A warning: Watching the wounds on a smallpox victim being lanced so that the fluid from within can be placed into cuts made into the arms of Abigail and her children may be too intense for the tastes of some viewers. On the other hand, no better testimony could be given to the courage and strength of this extraordinary woman.

"In her supposedly simpler time, Abigail had to keep the farm going, find hired help, cope with inflation and shortages of all kind, all on her own while John was away for months, eventually years, at a stretch," McCullough says."The shadow of death loomed everywhere. Epidemic disease, dysentery and smallpox could and did sweep in any time, taking hundreds of lives. Nobody knew where these horrors came from or how to stop them or when they would be over."

`A great love story'

In the miniseries that will anchor the next six Sunday nights for HBO, the pain and darkness of such moments are redeemed by an inspirational core narrative celebrating the love of Abigail and John Adams and the triumph of the big ideas that came to define our national identity. McCullough's primary source: the thousands of letters between John and Abigail.

"It is a great love story," McCullough says, "It's a cliffhanger of a story about a man and a woman caught up in one of the most dangerous, tumultuous periods in the whole larger story of our country. Together they were at the heart of what was then called the `Glorious Cause of America.' They saw themselves as taking part in one of the surpassing dramas in history - which indeed it was."

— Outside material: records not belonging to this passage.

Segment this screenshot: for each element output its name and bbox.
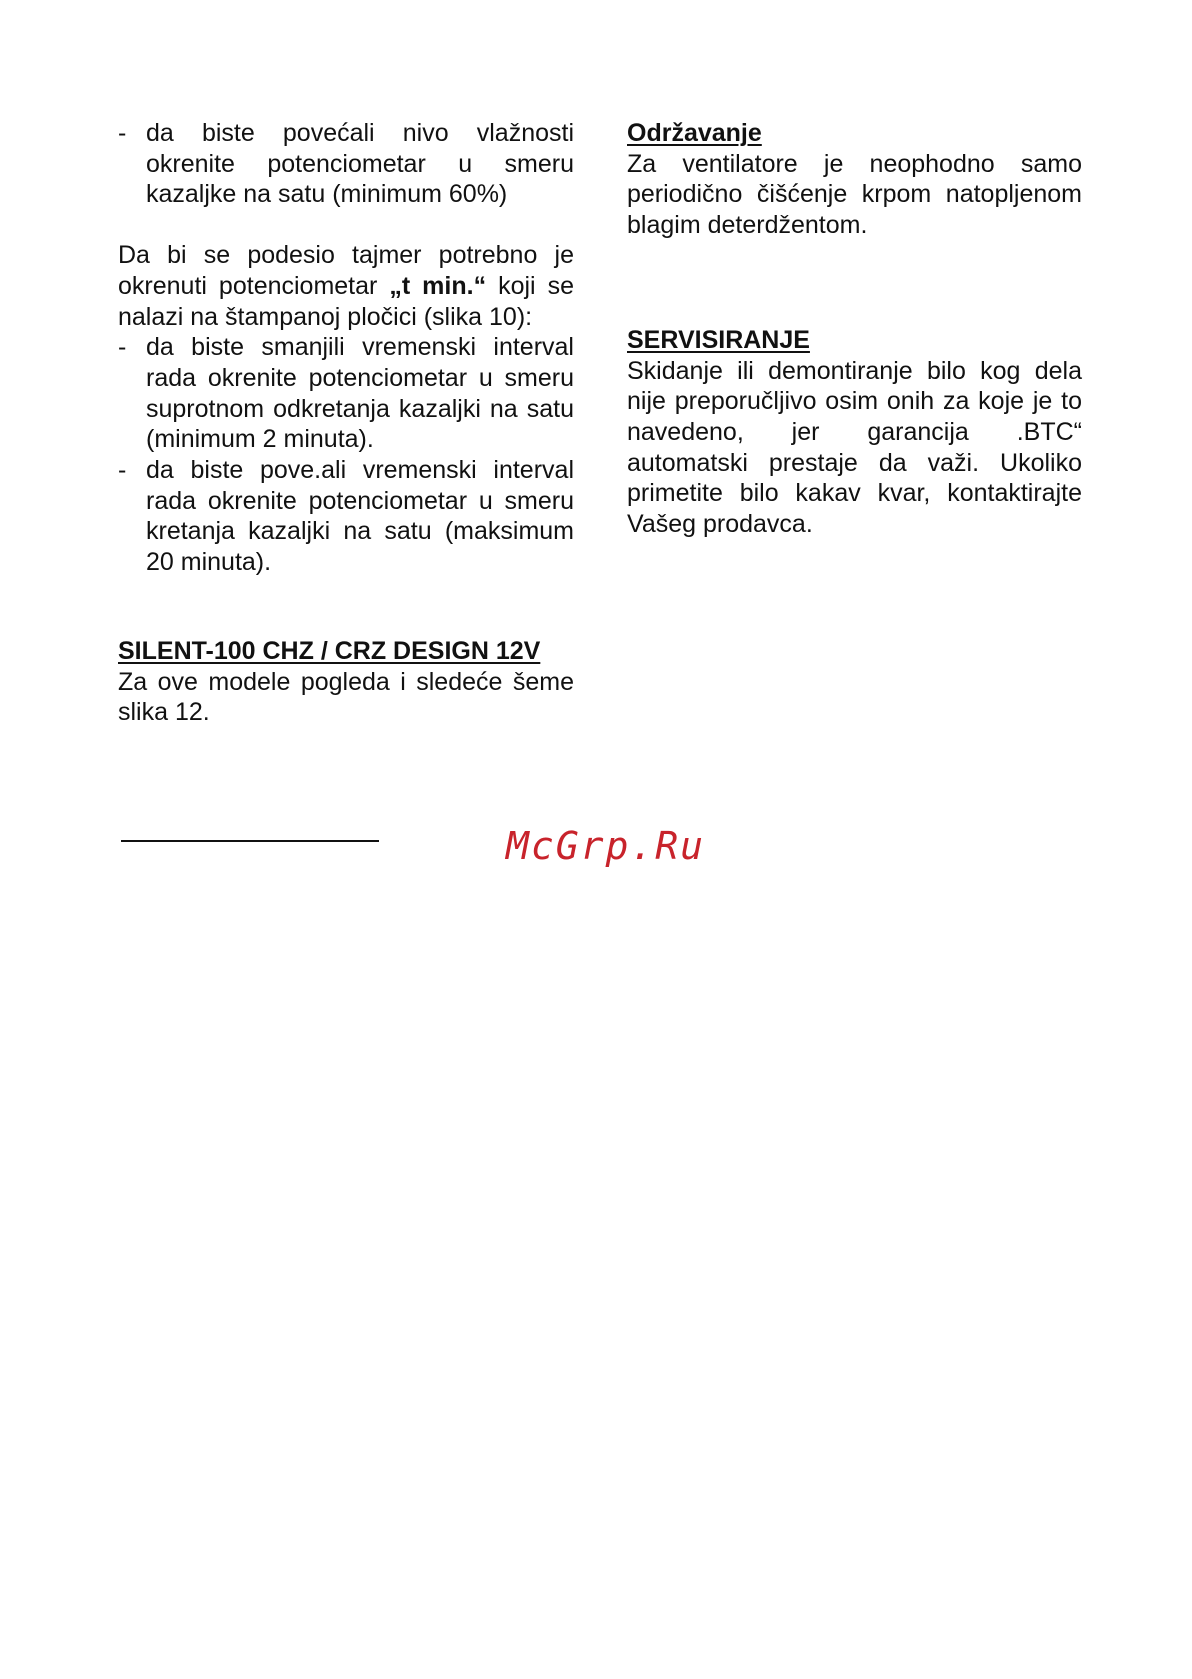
list-item-humidity-increase [118,118,574,210]
service-paragraph: Skidanje ili demontiranje bilo kog dela nije preporučljivo osim onih za koje je to navedeno, jer garancija .BTC“ automatski prestaje da važi. Ukoliko primetite bilo kakav kvar, kontaktirajte Vašeg prodavca. [627,356,1082,539]
bullet-dash: - [118,456,127,485]
footnote-divider [121,840,379,842]
timer-potentiometer-label: „t min.“ [389,271,487,300]
right-column [627,118,1082,540]
list-item-timer-decrease [118,332,574,455]
watermark-text: McGrp.Ru [506,824,706,868]
section-heading-service: SERVISIRANJE [627,325,810,354]
list-item-text: da biste povećali nivo vlažnosti okrenite potenciometar u smeru kazaljke na satu (minimum 60%) [146,119,574,209]
bullet-dash: - [118,119,127,147]
bullet-dash: - [118,333,127,362]
section-heading-maintenance: Održavanje [627,119,762,147]
left-column [118,118,574,728]
section-heading-silent: SILENT-100 CHZ / CRZ DESIGN 12V [118,636,541,665]
list-item-timer-increase [118,455,574,578]
list-item-text: da biste pove.ali vremenski interval rada okrenite potenciometar u smeru kretanja kazaljki na satu (maksimum 20 minuta). [146,456,574,577]
list-item-text: da biste smanjili vremenski interval rada okrenite potenciometar u smeru suprotnom odkretanja kazaljki na satu (minimum 2 minuta). [146,333,574,454]
timer-intro-paragraph: Da bi se podesio tajmer potrebno je okrenuti potenciometar „t min.“ koji se nalazi na štampanoj pločici (slika 10): [118,241,574,331]
maintenance-paragraph: Za ventilatore je neophodno samo periodično čišćenje krpom natopljenom blagim deterdžentom. [627,149,1082,240]
section-paragraph-silent: Za ove modele pogleda i sledeće šeme slika 12. [118,667,574,727]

For his part, Giamatti says he's just happy that the producers and writers "allowed these two characters to be as intelligent as they were."

Such a commitment to intellect, after all, is not exactly what prime-time TV is known for in this era of reality TV.

"The one thing I kept praying after I took the job is that I hope to God they don't chicken out and start rewriting it and trying to dumb it down," Giamatti says. "Aside from the character, aside from the story, aside from everything, it was just the intelligence of this miniseries that I found so exciting."